“The Soldier’s Home,” writes a California lady,[10] who visited Mr. Lincoln there, “is a few miles out of Washington on the Maryland side. It is situated on a beautifully wooded hill, which you ascend by a winding path, shaded on both sides by wide-spread branches, forming a green arcade above you. When you reach the top you stand between two mansions, large, handsome, and substantial, but with nothing about them indicative of the character of either. That on your left is the Presidential country-house; that directly before you, the ‘Rest’ for soldiers who are too old for further service.... The ‘Home’ only admitted soldiers of the regular army; but in the graveyard near at hand there are numberless graves—some without a spear of grass to hide their newness—that hold the bodies of volunteers.

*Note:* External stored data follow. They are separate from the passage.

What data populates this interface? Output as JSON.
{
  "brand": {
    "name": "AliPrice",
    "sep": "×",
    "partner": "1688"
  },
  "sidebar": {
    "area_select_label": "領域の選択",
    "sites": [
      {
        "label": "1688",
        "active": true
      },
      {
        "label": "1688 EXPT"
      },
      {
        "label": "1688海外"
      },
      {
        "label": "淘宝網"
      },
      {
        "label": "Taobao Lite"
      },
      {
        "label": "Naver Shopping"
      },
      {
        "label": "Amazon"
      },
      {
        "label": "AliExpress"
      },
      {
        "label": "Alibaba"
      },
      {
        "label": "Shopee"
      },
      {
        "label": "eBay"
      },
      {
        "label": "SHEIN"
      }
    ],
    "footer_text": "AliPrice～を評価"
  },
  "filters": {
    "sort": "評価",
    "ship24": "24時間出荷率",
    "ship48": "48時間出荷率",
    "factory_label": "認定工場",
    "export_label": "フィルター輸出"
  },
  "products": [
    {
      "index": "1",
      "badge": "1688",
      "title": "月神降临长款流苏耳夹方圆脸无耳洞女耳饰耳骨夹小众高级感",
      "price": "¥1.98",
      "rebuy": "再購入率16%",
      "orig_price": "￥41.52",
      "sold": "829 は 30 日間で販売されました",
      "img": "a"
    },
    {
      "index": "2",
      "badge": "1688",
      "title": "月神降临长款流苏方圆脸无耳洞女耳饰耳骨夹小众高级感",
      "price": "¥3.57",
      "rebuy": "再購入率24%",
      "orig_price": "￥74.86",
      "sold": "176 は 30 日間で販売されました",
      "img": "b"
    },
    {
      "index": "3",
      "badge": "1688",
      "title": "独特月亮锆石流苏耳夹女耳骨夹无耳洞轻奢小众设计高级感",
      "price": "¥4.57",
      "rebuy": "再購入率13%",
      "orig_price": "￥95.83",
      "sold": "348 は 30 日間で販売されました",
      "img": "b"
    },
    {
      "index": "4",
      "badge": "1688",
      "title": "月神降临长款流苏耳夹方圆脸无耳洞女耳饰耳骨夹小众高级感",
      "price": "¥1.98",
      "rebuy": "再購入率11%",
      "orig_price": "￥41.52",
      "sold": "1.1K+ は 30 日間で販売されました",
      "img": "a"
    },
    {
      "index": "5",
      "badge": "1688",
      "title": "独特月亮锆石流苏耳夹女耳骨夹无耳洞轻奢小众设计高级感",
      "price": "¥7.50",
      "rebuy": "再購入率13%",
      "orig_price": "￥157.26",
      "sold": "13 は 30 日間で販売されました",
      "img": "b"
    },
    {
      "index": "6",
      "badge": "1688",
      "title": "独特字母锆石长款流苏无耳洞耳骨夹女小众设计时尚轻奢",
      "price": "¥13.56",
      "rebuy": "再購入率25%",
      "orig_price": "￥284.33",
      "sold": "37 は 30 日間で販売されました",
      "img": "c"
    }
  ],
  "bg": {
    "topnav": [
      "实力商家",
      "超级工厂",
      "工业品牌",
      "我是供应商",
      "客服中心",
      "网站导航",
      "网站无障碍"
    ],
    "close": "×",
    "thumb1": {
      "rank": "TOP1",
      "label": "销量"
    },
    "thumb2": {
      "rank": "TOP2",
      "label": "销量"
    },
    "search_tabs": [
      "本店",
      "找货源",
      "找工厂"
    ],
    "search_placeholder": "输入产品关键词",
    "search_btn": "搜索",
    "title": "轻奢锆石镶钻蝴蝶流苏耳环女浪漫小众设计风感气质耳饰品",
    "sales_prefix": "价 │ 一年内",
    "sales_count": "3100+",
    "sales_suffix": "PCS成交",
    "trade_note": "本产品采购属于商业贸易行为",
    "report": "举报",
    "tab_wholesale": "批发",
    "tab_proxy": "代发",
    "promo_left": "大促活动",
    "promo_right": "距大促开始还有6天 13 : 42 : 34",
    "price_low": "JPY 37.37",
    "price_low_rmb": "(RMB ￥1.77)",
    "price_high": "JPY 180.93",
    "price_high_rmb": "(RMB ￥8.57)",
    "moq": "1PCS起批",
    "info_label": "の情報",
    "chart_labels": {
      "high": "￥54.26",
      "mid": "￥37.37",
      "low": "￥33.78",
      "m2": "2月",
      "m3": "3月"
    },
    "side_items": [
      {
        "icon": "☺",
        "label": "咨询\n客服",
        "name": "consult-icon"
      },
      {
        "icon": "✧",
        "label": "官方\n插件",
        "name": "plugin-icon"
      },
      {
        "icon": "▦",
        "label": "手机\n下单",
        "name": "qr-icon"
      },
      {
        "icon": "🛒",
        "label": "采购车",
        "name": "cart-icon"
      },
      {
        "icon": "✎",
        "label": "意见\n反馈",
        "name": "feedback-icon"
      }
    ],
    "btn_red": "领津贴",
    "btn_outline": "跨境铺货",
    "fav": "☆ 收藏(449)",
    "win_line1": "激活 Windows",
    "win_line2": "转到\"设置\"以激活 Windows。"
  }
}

“While we stood in the soft evening air, watching the faint trembling of the long tendrils of waving willow, and feeling the dewy coolness that was flung out by the old oaks above us, Mr. Lincoln joined us, and stood silent, too, taking in the scene.
“‘How sleep the brave, who sink to rest
By all their country’s wishes blest,’—
he said, softly.
“There was something so touching in the picture opened before us,—the nameless graves, the solemn quiet, the tender twilight air, but more particularly our own feminine disposition to be easily melted, I suppose,—that it made us cry as if we stood beside the tomb of our own dead, and gave point to the lines which he afterwards quoted:—
“‘And women o’er the graves shall weep,
Where nameless heroes calmly sleep.’”
* * * * *
“Around the ‘Home’ grows every variety of tree, particularly of the evergreen class. Their branches brushed into the carriage as we passed along, and left with us that pleasant, woody smell belonging to leaves. One of the ladies, catching a bit of green from one of these intruding branches, said it was cedar, and another thought it spruce.